PRAMOMOLECULAR is founded by a team of six experienced scientists in the field of gene silencing by RNAi as well as siRNA delivery. Three of our team members also have extensive start-up and corporate experience, including building siRNA start-ups, drug-compliant siRNA synthesis or financing and business development of high-tech growth companies. In addition, we are advised by best-of-class experts in the areas of pharmacological and pharmaceutical development, quality management, study design, IP and contract drafting.
Based on our in vivo proof of principle, we are currently preparing company formation and seven-figure seed funding (venture capital and grants) to rapidly deliver an in vivo proof of concept (PoC) in lung cancer. In early 2022, we are aiming for follow-on funding and intensive discussions with pharmaceutical companies to achieve first-in-human in 2024.
So far, siRNAs can silence mRNAs mainly in local applications (eye, skin) or in the liver. PRAMO’s expertise lies in also being able to introduce siRNAs into cells of the lung and pancreas and to silence mRNAs there. “pramo” means “ferry” in Esperanto.

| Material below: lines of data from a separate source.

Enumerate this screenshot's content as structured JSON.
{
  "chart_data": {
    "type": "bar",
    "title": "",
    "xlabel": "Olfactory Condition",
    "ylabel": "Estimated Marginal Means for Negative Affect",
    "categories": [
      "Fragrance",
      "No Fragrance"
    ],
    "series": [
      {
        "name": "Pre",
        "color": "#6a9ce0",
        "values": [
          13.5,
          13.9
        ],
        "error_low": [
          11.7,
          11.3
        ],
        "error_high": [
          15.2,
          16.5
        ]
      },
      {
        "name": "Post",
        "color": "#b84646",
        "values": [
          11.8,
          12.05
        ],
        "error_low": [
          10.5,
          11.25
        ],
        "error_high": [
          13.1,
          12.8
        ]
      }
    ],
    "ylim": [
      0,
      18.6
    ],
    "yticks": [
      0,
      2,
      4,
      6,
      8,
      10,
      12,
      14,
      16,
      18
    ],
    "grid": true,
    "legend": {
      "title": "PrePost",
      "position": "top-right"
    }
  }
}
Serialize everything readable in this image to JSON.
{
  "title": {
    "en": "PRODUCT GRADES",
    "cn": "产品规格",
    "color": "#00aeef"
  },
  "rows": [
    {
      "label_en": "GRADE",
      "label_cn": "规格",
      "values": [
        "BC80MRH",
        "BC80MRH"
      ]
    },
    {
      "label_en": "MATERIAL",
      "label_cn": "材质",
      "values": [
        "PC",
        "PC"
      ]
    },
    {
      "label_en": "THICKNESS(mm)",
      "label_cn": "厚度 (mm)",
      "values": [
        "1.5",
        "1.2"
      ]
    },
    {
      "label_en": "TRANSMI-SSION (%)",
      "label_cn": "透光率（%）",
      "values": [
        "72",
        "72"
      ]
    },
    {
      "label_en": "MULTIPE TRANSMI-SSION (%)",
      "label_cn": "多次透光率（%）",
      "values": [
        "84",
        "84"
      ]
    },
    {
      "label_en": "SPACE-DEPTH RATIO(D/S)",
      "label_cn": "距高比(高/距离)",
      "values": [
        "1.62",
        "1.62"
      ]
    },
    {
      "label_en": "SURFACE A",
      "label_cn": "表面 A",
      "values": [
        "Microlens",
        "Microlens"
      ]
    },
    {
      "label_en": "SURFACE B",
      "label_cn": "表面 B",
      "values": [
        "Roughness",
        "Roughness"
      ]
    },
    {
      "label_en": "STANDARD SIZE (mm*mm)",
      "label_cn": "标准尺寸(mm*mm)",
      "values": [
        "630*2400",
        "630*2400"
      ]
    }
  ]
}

In addition, we have profound knowledge in the design, modification and (GMP-compliant) synthesis of siRNAs. With the rational design of our particularly simply constructed self-releasing and synthesisable siRNAs, we can rapidly design, stabilyze and synthesize new promising drug candidates and develop them preclinically and in early clinical phases when our PoC is successful.
Initially, we are focusing on the RAS oncogene family, which is involved in 50% of all cancers. Since many of these cancers are not yet treatable by targeted therapies, we expect to quickly build a very valuable drug pipeline.